Potenzialmente molte, ma a livello personale ho alcune perplessità perché quest’associazione è nata senza coinvolgere tutto il movimento, ma per tutelare alcune manifestazioni in modo particolare; in questo ultimo periodo vi sono state maggiori adesioni, ma siamo molto lontani dalla rappresentatività generale; fra le altre criticità che ho visto, non ho ancora letto di proposte concrete e circa le regole, ma ho letto che fra le richieste di Maratone Italiane vi sia quella di avere (addirittura) due Consiglieri Federali: insomma mi pare che la tendenza sia quella di pensare agli interessi di pochi e non a quelli generali.


Ma da dove partiresti tu per “riordinare” il nostro mondo della strada?


Il discorso è lungo e molto complesso perché storicamente nessuna gestione federale degli ultimi 30 anni hai mai dedicato la necessaria attenzione al mondo della corsa su strada, quindi il caos e le problematiche si sono accumulate e sono diventate davvero tante. Personalmente, inizierei dalla (ri)classificazione delle manifestazioni, stabilendo nuovi criteri e parametri che classificano la tipologia di una manifestazione; oggi, infatti, ci sono gare internazionali che di internazionale non hanno nulla, salvo la presenza di 10-15 atleti stranieri. “Internazionale” significa “valore e risultati di quel livello” e non le nazioni presenti.

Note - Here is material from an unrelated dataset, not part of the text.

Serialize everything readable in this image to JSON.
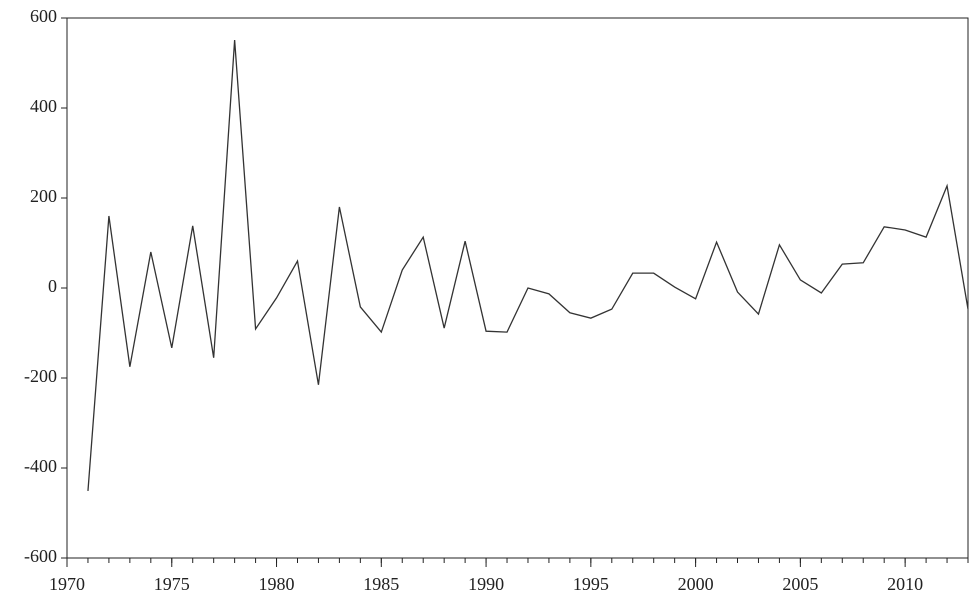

Così come ci sono gare nazionali che tali non sono, perché “partecipate” da atleti stranieri che non sono tesserati per alcuna società italiana. Poi definirei i requisiti di coloro che possono organizzare una manifestazione e stabilirei altri criteri per l’invito degli atleti stranieri: devono essere atleti “qualificati”, cioè devono essere in posti ben definiti delle graduatorie mondiali, altrimenti non servono né a promuovere l’atletica né a definire la qualità dell’evento, ma servono solo ai loro managers. Tutto questo dovrebbe anche prevedere una situazione di controllo da parte della Federazione che dovrebbe attivare una “task force” sul territorio che controlli l’applicazione delle regole.